Despite financial challenges for many companies in the life sciences, the Triangle’s real estate market for lab and research space remains strong with its vacancy rate near the industry average and rent prices continuing to rise.
The vacancy rate for space in the Triangle was at 7.4 percent in the first quarter, according to a report from the real estate firm CBRE. While this was slightly above the 6.7 percent average for the 13 markets included in the report, it’s better off than other markets that saw double-digit vacancy rates.
While demand for space has slowed from the highs of the past two years, when funding for the industry also reached record highs, the local real estate market remains fairly robust, said Lee Clyburn, executive vice president of CBRE-Raleigh. Deals continue to take place – and when they do, they remain on solid, long-term leases.
For instance, according to the CBRE report, the average rental rate in the Triangle has risen from $29.11 per square foot in the third quarter of 2021 to $38.50 in the first quarter of 2023. As of the time of the report, there were 12 tenants seeking lab space in the Triangle and the total demand for the area was 471,757 square feet.

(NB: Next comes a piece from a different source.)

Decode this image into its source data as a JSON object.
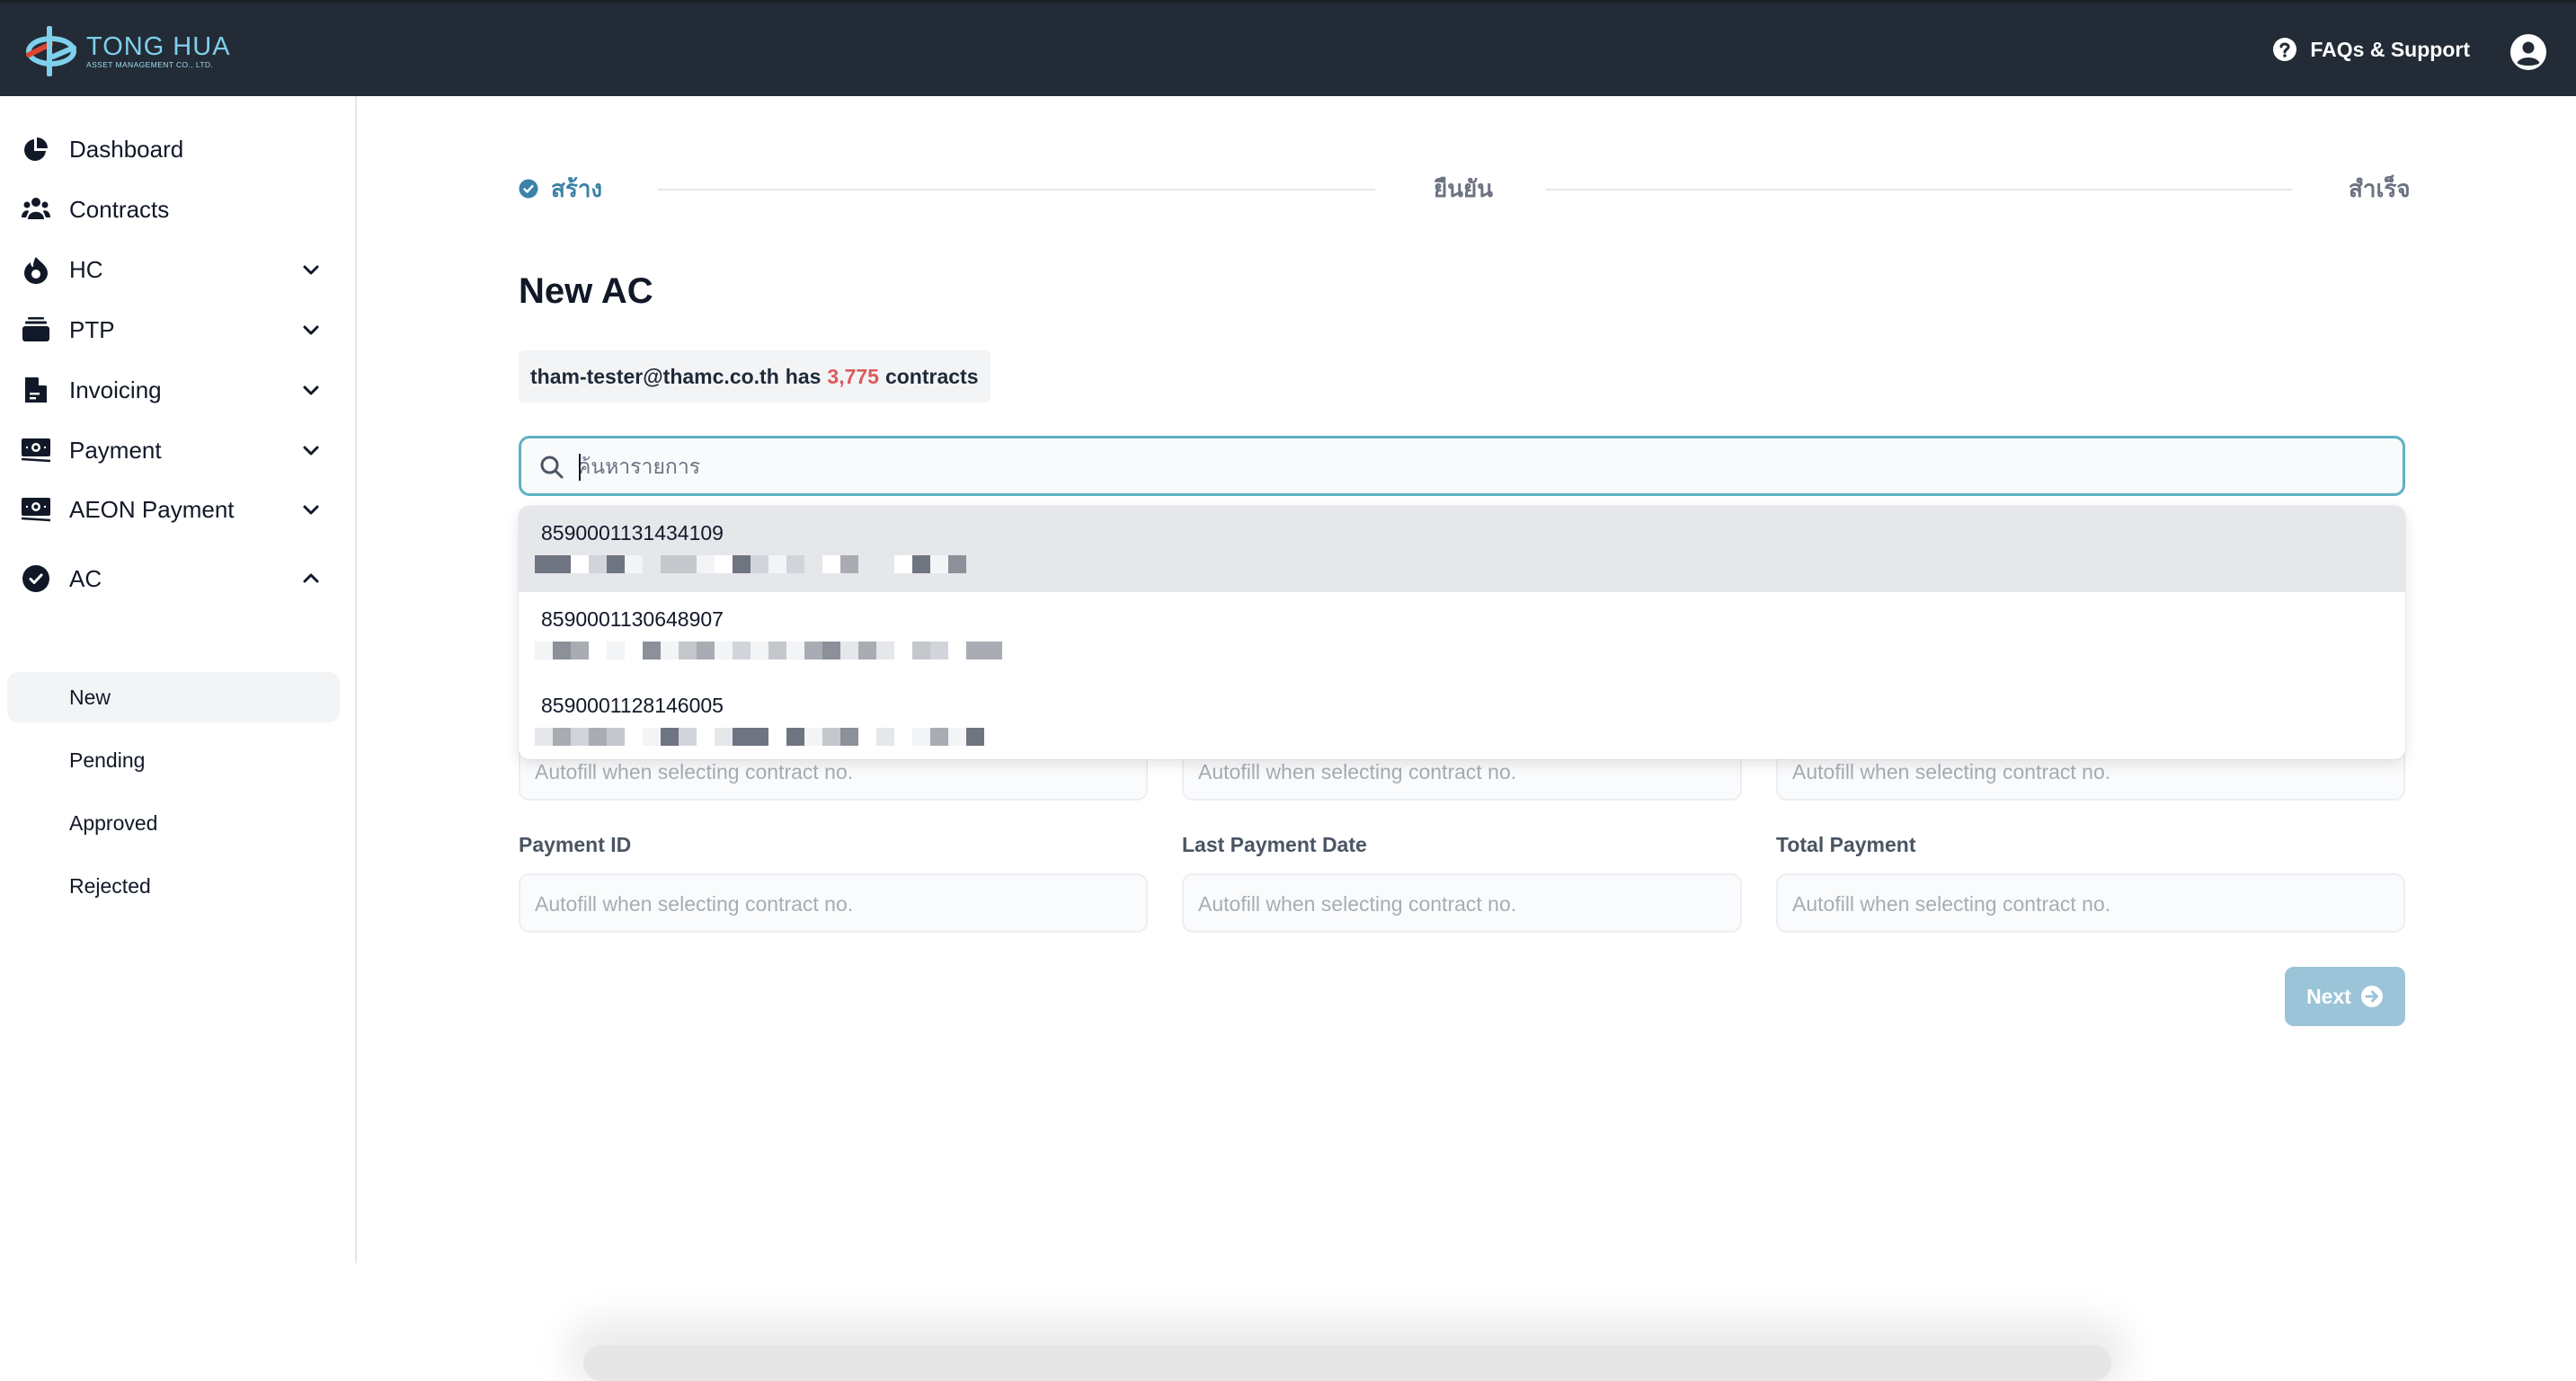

While construction continues to take place, at least one of the Triangle’s largest real estate developers is slowing down some efforts. Alexandria Real Estate (NYSE: ARE), which operates nearly 4 million square feet in the Triangle, is planning to reduce its construction spend this year by $250 million by pausing or delaying projects.
This includes delaying a roughly 150,000-square-foot facility on Davis Drive that the company began building in response to demand from existing tenants. Some of these companies pulled back on expansion plans due to the challenging financial market, leading Alexandria to hit pause on finishing the project, said Joel Marcus, the company’s executive chairman and founder.
Despite the slowdown, the California company is moving forward with a pipeline of $2.5 billion of projects that are already pretty heavily leased.